An interesting article in Value in Health reviews how HTA bodies have (or have not) required testing for violation of the proportional hazards assumption. The Academic Health Economists Blog describes why simply assuming proportional hazards is a bad idea and reviews the Monnickendam et al. (ViH 2019) article:
If you are an HTA body…[testing for violation of the proportional hazards assumption] is important for at least three reasons. First, if hazards are non-proportional, this can mean that the average hazard ratio (treatment effect) from the trial is a poor representation of what is likely to happen beyond the trial period – a big issue if you are extrapolating data in an economic model. Second, if hazards are non-proportional, this can mean that the median survival benefit from the trial is a poor representation of the mean benefit (e.g. in the case of a curve with a “big tail”). If you don’t account for this, and rely on medians (as some HTA bodies do), this can result in your evaluation under-estimating, or over-estimating, the true benefits and costs of the medicine. Third, most approaches to including indirect comparison in economic models rely on proportionality so, if this doesn’t hold, your model might be a poor representation of reality. Given these issues, it makes sense that HTA bodies should be looking for violations in proportional hazards when evaluating oncology data.

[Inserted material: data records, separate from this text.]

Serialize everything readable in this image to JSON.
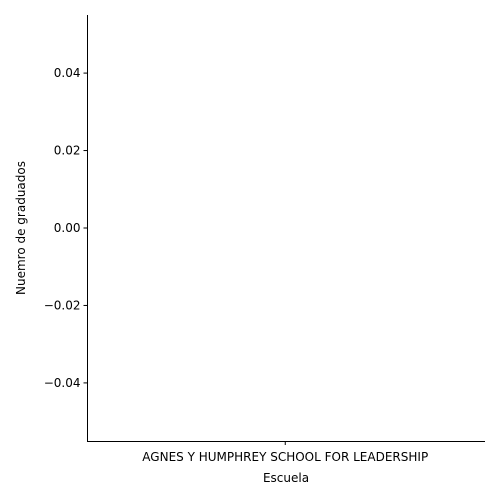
{
  "chart_data": {
    "type": "bar",
    "title": "",
    "xlabel": "Escuela",
    "ylabel": "Nuemro de graduados",
    "categories": [
      "AGNES Y HUMPHREY SCHOOL FOR LEADERSHIP"
    ],
    "values": [
      0
    ],
    "ylim": [
      -0.055,
      0.055
    ],
    "yticks": [
      -0.04,
      -0.02,
      0.0,
      0.02,
      0.04
    ],
    "ytick_labels": [
      "−0.04",
      "−0.02",
      "0.00",
      "0.02",
      "0.04"
    ],
    "grid": false,
    "legend": "none",
    "colors": {
      "axis": "#000000",
      "bar_edge": "#3f3f3f",
      "background": "#ffffff"
    }
  }
}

…the authors review the way different HTA bodies approach the issue of non-proportionality in their methods guides, and in a sample of their appraisals. Of the HTA bodies considered, they find that only NICE (UK), CADTH (Canada), and PBAC (Australia) recommend testing for proportional hazards. Notably, the authors report that the Transparency Committee (France), IQWiG (Germany), and TLV (Sweden) don’t recommend testing for proportionality. Interestingly, despite these recommendations, the authors find that solely the majority of NICE appraisals they reviewed included these tests, and that only 20% of the PBAC appraisals and 8% of the CADTH appraisals did. This suggests that the vast majority of oncology drug evaluations do not include consideration of non-proportionality – a big concern given the issues outlined above.
One important example where non-proportional hazards is important is for measuring survival gains from immuno-oncology treatments for cancer. These treatments have a fat tail meaning that benefits are modest for many individuals but for a subset of people there are very long survival gains compared to previous standard of care (e.g., chemotherapy).